Caches FFT plans internally to avoid repeated setup overhead when processing multiple arrays with the same dimensions.
Examples
>>> import spectrograms as sg >>> import numpy as np >>> planner = sg.Fft2dPlanner() >>> for _ in range(10): ... image = np.random.randn(128, 128) ... spectrum = planner.fft2d(image)
Planner for efficient batch processing of 2D FFT operations.
Create a planner once and reuse it for multiple images of the same size to avoid repeated FFT plan computation overhead.
Example
import spectrograms as sg import numpy as np # Create planner planner = sg.Fft2dPlanner() # Process multiple images images = [np.random.randn(256, 256) for _ in range(10)] spectra = [planner.fft2d(img) for img in images]
Methods
- fft2d(data: numpy.typing.NDArray[numpy.float64]) numpy.typing.NDArray[numpy.complex64]
Compute 2D FFT using cached plan.
- Parameters:
data – Input 2D array
- Returns:
Complex frequency array
- ifft2d(spectrum: numpy.typing.NDArray[numpy.complex64], output_ncols: int) numpy.typing.NDArray[numpy.float64]
Compute inverse 2D FFT using cached plan.
- Parameters:
spectrum – Complex frequency array
output_ncols – Number of columns in output
- Returns:
Real 2D array
- power_spectrum_2d(data: numpy.typing.NDArray[numpy.float64]) numpy.typing.NDArray[numpy.float64]
Compute power spectrum using cached plan.
- Parameters:
data – Input 2D array
- Returns:
Power spectrum (squared magnitude)
- magnitude_spectrum_2d(data: numpy.typing.NDArray[numpy.float64]) numpy.typing.NDArray[numpy.float64]
Compute magnitude spectrum using cached plan.
- Parameters:
data – Input 2D array
- Returns:
Magnitude spectrum
- fft2d()
Compute 2D FFT using cached plans.
Parameters
- datanumpy.typing.NDArray[numpy.float64]

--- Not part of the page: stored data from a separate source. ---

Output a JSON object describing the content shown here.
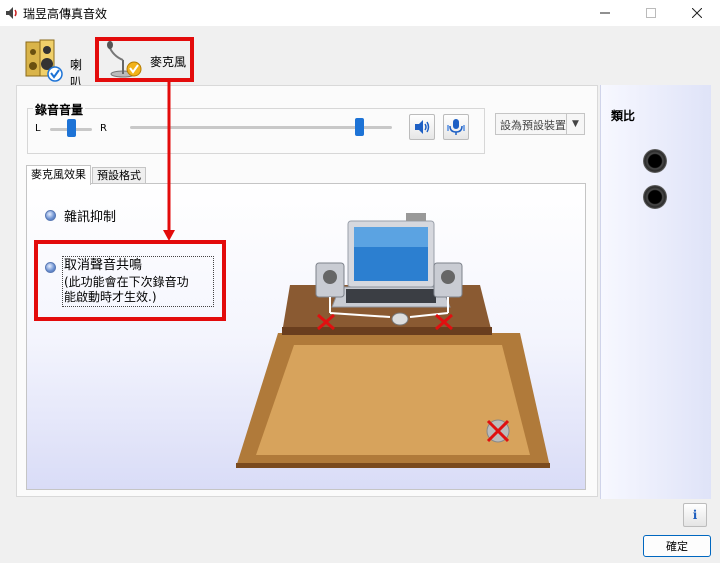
{
  "window": {
    "title": "瑞昱高傳真音效"
  },
  "devices": [
    {
      "label": "喇叭",
      "icon": "speaker-icon"
    },
    {
      "label": "麥克風",
      "icon": "microphone-icon",
      "selected": true
    }
  ],
  "recording": {
    "group_title": "錄音音量",
    "left_label": "L",
    "right_label": "R",
    "volume_level": 0.87,
    "balance_level": 0.5
  },
  "default_device": {
    "label": "設為預設裝置"
  },
  "tabs": [
    {
      "label": "麥克風效果",
      "active": true
    },
    {
      "label": "預設格式",
      "active": false
    }
  ],
  "effects": {
    "noise_suppression": "雜訊抑制",
    "echo_cancel": "取消聲音共鳴",
    "echo_note_line1": "(此功能會在下次錄音功",
    "echo_note_line2": "能啟動時才生效.)"
  },
  "analog": {
    "title": "類比"
  },
  "buttons": {
    "ok": "確定",
    "info": "i"
  },
  "colors": {
    "accent": "#1d73d6",
    "highlight": "#e30b0b"
  }
}
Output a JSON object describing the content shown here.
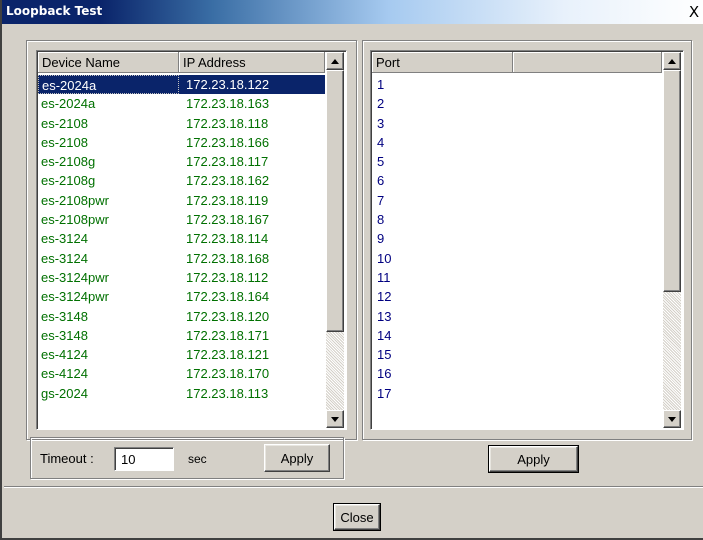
{
  "window": {
    "title": "Loopback Test",
    "close_glyph": "X"
  },
  "device_table": {
    "columns": [
      "Device Name",
      "IP Address"
    ],
    "rows": [
      {
        "name": "es-2024a",
        "ip": "172.23.18.122",
        "selected": true
      },
      {
        "name": "es-2024a",
        "ip": "172.23.18.163"
      },
      {
        "name": "es-2108",
        "ip": "172.23.18.118"
      },
      {
        "name": "es-2108",
        "ip": "172.23.18.166"
      },
      {
        "name": "es-2108g",
        "ip": "172.23.18.117"
      },
      {
        "name": "es-2108g",
        "ip": "172.23.18.162"
      },
      {
        "name": "es-2108pwr",
        "ip": "172.23.18.119"
      },
      {
        "name": "es-2108pwr",
        "ip": "172.23.18.167"
      },
      {
        "name": "es-3124",
        "ip": "172.23.18.114"
      },
      {
        "name": "es-3124",
        "ip": "172.23.18.168"
      },
      {
        "name": "es-3124pwr",
        "ip": "172.23.18.112"
      },
      {
        "name": "es-3124pwr",
        "ip": "172.23.18.164"
      },
      {
        "name": "es-3148",
        "ip": "172.23.18.120"
      },
      {
        "name": "es-3148",
        "ip": "172.23.18.171"
      },
      {
        "name": "es-4124",
        "ip": "172.23.18.121"
      },
      {
        "name": "es-4124",
        "ip": "172.23.18.170"
      },
      {
        "name": "gs-2024",
        "ip": "172.23.18.113"
      }
    ]
  },
  "port_table": {
    "columns": [
      "Port",
      ""
    ],
    "rows": [
      "1",
      "2",
      "3",
      "4",
      "5",
      "6",
      "7",
      "8",
      "9",
      "10",
      "11",
      "12",
      "13",
      "14",
      "15",
      "16",
      "17"
    ]
  },
  "timeout": {
    "label": "Timeout :",
    "value": "10",
    "unit": "sec",
    "apply_label": "Apply"
  },
  "port_apply_label": "Apply",
  "close_label": "Close",
  "colors": {
    "title_bar": "#0a246a",
    "device_text": "#007000",
    "port_text": "#000080",
    "selection": "#0a246a"
  }
}
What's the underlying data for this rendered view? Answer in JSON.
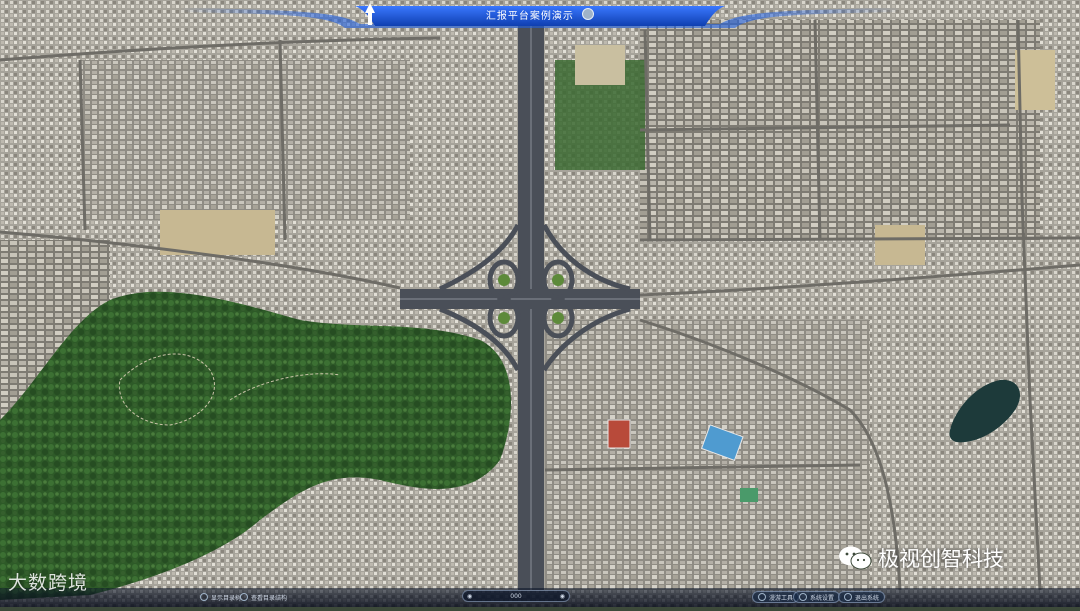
{
  "header": {
    "title": "汇报平台案例演示"
  },
  "bottom_bar": {
    "left_buttons": [
      "显示目录树",
      "查看目录结构"
    ],
    "zoom_value": "000",
    "right_buttons": [
      "漫游工具",
      "系统设置",
      "退出系统"
    ]
  },
  "watermarks": {
    "left_text": "大数跨境",
    "right_text": "极视创智科技"
  },
  "colors": {
    "banner_blue": "#1f5fe0",
    "highway": "#4a4f58",
    "vegetation": "#2f5e2a",
    "urban": "#9a9890"
  }
}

Input 2D array with shape (nrows, ncols)
Returns
- numpy.typing.NDArray[numpy.complex64]
Complex 2D array with shape (nrows, ncols/2 + 1)
- ifft2d()
Compute inverse 2D FFT using cached plans.
Parameters
- spectrumnumpy.typing.NDArray[numpy.complex64]
Complex frequency array
- output_ncolsint
Number of columns in output
Returns
- numpy.typing.NDArray[numpy.float64]
Real 2D array
- magnitude_spectrum_2d()
Compute 2D magnitude spectrum using cached plans.
- power_spectrum_2d()
Compute 2D power spectrum using cached plans.